Freshmen: Left, Right-Mostly Middle

Harvard freshmen, considered by many Yard proctors the most conservative in several years, come out clearly left of center in a recent CRIMSON sox poll.

Sixty percent of the 460 freshmen respondents listed their political position as either liberal or radical while only nine per cent considered themselves conservative or very conservative.

A vast majority of the class of '73 shied away from the political poles. Alumni looking for a resurgence of conservatism can take some comfort in what appears to be a hard core of conservative freshmen, numbering approximately five per cent of the class.

And radicals in search of freshman support this Spring will find 16 per cent of the class characterizing them-selves as radicals.

One out of five freshmen answered, however, that they believe social reform in America can only be achieved through violence.

The results come from a poll distributed to the Class of '73 two weeks ago and designed to elicit freshman views on Harvard and on general political issues. Thirty-eight per cent of the class responded.

A surprising 21 per cent of the freshmen are already dissatisfied with the Harvard they expected to find here last Fall Fifty-five per cent thought President Pusey should resign before the mandatory retirement age.

Despite their willingness to assign themselves political labels, more than half of the freshmen were reluctant to affiliate with any political party. Only 44 per cent said they would identify themselves as members of a political party it they were to register today and vote in a national election.

An overwhelming consensus, 422 out of the 460 polled, favored social reform. It was the highest percentage of agreement on any question in this poll. What is important is that 81 per cent of the 422 thought America should be reformed either "radically" or "substantially."

The 23 per cent who answered that "adequate social reform" cannot "be achieved in the U. S. without the use of violence" reflect a hard core of militant radicalism. Those who answered that violence must be used to achieve adequate social reform preferred the NLF 3 to 1 over the Thicu-Ky regime even though the class as a whole preferred a Thicu-Ky victory.

Some of those who believed that violence would have to be used to achieve adequate social reform apparently were non-radicals. Notably, 21 per cent of those who thought that violence would have to be used also thought that Pusey should not retire and preferred a Thicu-Ky victory in Vietnam.

There was an overwhelming (85 per cent) response from the sample in favor of a more equal distribution of wealth in America, although only nine per cent favored an absolutely equal distribution.
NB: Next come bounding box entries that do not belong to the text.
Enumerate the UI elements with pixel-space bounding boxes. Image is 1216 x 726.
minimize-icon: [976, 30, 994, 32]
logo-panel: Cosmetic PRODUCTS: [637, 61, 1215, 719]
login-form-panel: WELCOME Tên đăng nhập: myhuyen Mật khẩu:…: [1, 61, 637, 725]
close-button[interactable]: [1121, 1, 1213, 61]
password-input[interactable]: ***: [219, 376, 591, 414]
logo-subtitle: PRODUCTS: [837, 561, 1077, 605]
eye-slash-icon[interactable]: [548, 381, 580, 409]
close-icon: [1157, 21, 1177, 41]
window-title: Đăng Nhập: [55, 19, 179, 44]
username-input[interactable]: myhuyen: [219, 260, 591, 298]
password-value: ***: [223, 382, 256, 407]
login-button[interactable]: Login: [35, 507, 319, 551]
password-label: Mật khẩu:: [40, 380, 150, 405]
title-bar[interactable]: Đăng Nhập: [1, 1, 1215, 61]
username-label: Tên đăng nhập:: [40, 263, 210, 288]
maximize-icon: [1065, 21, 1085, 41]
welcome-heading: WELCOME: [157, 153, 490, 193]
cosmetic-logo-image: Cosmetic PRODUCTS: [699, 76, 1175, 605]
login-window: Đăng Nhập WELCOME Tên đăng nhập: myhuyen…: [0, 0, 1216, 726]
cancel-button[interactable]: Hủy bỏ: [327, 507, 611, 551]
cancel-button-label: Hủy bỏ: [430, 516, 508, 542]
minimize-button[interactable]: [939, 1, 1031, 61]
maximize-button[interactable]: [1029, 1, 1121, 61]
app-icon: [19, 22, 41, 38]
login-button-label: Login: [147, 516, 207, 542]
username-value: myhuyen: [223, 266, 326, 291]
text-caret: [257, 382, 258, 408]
This shows the class's acceptance of liberal but not radical goals.

A substantial majority (74 per cent) of the class rated Nixon's handling of the Presidency unfavorably, as either "mediocre" (40 per cent) or "bad" (34 per cent). This unfavorable rating of Nixon, at a time when national opinion polls show him to be popular among the country at large, illustrates the class's basic liberalism. This is especially apparent when one considers the next question (#13) in which 73 per cent consider Nixon "too conservative" while only 14 per cent call him "just about right" and only 2 per cent say he is "too liberal."

There was a clearly favorable attitude toward the Supreme Court's recent civil rights and civil liberties decisions, even though there was a small contingent of disapproval. One student who said Nixon, politically, is "just about right," said the Supreme Court "carried the crusade for political liberties too far to the left."

A self-characterized liberal said the Supreme Court "gets carried away a little at times, but is going in the right direction. They need to reconsider the easy life criminals can have on 'technicalities.'"

A student who characterized his political views as radical said, "The decisions were needed for a long time, but don't do much good because they are not uniformly enforced. In most cases, they're not enforced at all. Atleast now we have a bill of rights in name, if not in deed."

By a margin of almost 4 to 1, the freshmen rejected the theory of American cold war foreign policy that the "U.S. should intervene militarily to prevent Communists from taking over an established non-Communist government." However, in the next question a plurality of 50 per cent advocated some sort of non-military intervention to prevent Communists from taking over an established non-Communist government.

Judged together, the two questions show that although many freshmen, like many liberals today, reject military intervention against Communism in a foreign country, the majority does not share the radical viewpoint that the U.S. should not intervene in any way against Communism abroad.

On the subject of Vietnam, the class again shows its non-radicalism with a plurality (43 per cent) saying they would prefer a Thieu-Ky victory if they "had to choose" between it and the NLF. However, 38 per cent said that they favor an NLF victory, which shows that the class certainly is not conservative.

The general liberalism of the class is also reflected in the series of questions on pro-and anti-war marches last fall. The majority (58 per cent) of the class participated in the October moratorium march to the Boston Common and a significant minority (22 per cent) traveled to Washington to march against the war in November. Although few freshmen (4 per cent) participated in any pro-war march. it seems that they represent a very active pro-war minority associated with the Harvard chapter of the YAF which was formed by freshmen this year.